🐉 Dragon Compressor

Neural Semantic Compression for Infinite AI Context

Resonant Pointer Architecture achieving 16:1 compression with 90%+ semantic fidelity

📑 Table of Contents

What is Dragon Compressor?
Key Features
Performance Benchmarks
Quick Start
Use Cases
Architecture Deep Dive
Training Methodology
Project Structure
Running Tests & Benchmarks
Docker Deployment
ONNX Export
Contributing
Citation
License
Roadmap

🎯 What is Dragon Compressor?

Dragon Compressor solves one of the most critical problems in modern AI: memory management for long conversations and large document collections.

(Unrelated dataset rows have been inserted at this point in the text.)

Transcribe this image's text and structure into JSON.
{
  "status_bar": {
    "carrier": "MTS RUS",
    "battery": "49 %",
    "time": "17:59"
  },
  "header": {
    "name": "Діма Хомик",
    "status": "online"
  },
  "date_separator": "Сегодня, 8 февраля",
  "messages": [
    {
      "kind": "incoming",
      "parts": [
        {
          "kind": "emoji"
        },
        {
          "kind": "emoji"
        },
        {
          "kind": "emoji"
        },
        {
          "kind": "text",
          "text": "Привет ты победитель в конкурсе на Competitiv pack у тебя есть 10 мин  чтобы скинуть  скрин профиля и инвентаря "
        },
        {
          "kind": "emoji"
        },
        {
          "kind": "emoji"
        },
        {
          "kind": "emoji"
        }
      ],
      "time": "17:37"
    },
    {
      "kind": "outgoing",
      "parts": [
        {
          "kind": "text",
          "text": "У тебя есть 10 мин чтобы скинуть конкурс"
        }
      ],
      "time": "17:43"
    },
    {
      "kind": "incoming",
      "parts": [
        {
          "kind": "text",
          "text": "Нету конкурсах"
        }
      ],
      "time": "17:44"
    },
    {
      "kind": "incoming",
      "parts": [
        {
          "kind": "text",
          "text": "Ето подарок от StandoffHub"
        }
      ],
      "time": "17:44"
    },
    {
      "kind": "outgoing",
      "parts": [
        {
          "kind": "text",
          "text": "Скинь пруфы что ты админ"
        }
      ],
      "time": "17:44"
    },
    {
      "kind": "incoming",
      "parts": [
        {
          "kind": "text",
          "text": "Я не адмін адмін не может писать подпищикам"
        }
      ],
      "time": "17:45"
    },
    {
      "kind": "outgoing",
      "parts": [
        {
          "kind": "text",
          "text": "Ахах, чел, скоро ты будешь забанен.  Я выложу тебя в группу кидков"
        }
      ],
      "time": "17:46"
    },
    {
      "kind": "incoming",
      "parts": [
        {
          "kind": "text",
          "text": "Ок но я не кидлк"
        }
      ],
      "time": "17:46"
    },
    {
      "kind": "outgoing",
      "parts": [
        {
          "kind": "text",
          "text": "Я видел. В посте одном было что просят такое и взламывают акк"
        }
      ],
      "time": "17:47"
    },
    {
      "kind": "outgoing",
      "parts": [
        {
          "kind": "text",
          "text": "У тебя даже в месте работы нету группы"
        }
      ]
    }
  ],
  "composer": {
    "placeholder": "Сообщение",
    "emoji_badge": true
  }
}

💡 Key Insight: Standard RAG systems store every sentence as a 384-dimensional vector. For 100,000 documents, that's 18.4 GB of RAM. Dragon Compresso compresses this to 1.15 GB while preserving 90%+ of the semantic meaning.

The Problem

💾 Current RAG systems waste massive memory on redundant information
🐌 Vector databases slow down as they scale to millions of embeddings
🔥 GPU memory limits force us to choose between context window and batch size

The Solution

🎯 Resonant Pointer Architecture - instead of storing all tokens, it intelligently selects and preserves only the semantic "resonance points" that carry essential meaning.

Think of it like this:

📚 Traditional approach: Photocopy every page of a book
🎯 Dragon Compressor: Extract only the key insights, quotes, and turning points

✨ Key Features

🚀 Extreme Compression

16:1 ratio (production-ready): Compress 128 tokens → 8 semantic anchors
64:1 ratio (experimental): Compress 128 tokens → 2 core concepts
Maintains 90%+ cosine similarity to original embeddings

🧠 Intelligent Selection

Resonant Pointer Mechanism: Multi-phase attention finds the most important information
Harmonic Injection: Novel ω=6 frequency stabilization for structural coherence
Soft Neighbor Mixing: Captures contextual information around key points

⚡ Production Ready

Pre-trained models included (32MB)
FastAPI server for microservice deployment
ONNX export for C++/Rust/JavaScript integration
Full test suite with benchmarks

🔬 Research Foundation

Built on rigorous mathematical principles:

Hexagonal Base-6 harmonic logic (ω≈6.0)
Teacher-Student knowledge distillation
Multi-phase resonant pointer networks

📊 Performance Benchmarks

⚡ TL;DR: 16:1 compression ratio, 90%+ semantic fidelity, 100 sentences/sec, 93.8% memory savings

Memory Savings

Documents	Standard (Float32)	Dragon 1:16	Dragon 1:64	Savings
10,000	1.84 GB	0.12 GB	0.03 GB	93.5%
100,000	18.4 GB	1.15 GB	0.29 GB	93.8%
1,000,000	184 GB	11.5 GB	2.9 GB	93.8%

Quality Metrics (1:16 Ratio)

Semantic Fidelity: 0.91 average cosine similarity
Technical Content: 0.93 (neural networks, algorithms)
Conversational: 0.89 (natural dialogue)
Abstract Text: 0.90 (philosophy, literature)

Speed

Throughput: ~100 sentences/second (RTX 5070)
Latency: ~10ms per sentence
Batch Processing: Scales linearly with GPU memory

🚀 Quick Start

Installation

# Clone the repository
git clone https://github.com/Freeky7819/dragon_compressor.git
cd dragon_compressor

# Install dependencies
pip install -r requirements.txt

# Install dragon_compressor
pip install -e .

Basic Usage

from dragon.interface import Dragon

# Initialize (auto-loads pre-trained Dragon Pro 1:16)
compressor = Dragon()

# Compress a sentence
text = "Artificial intelligence is transforming how we process and store information in vector databases."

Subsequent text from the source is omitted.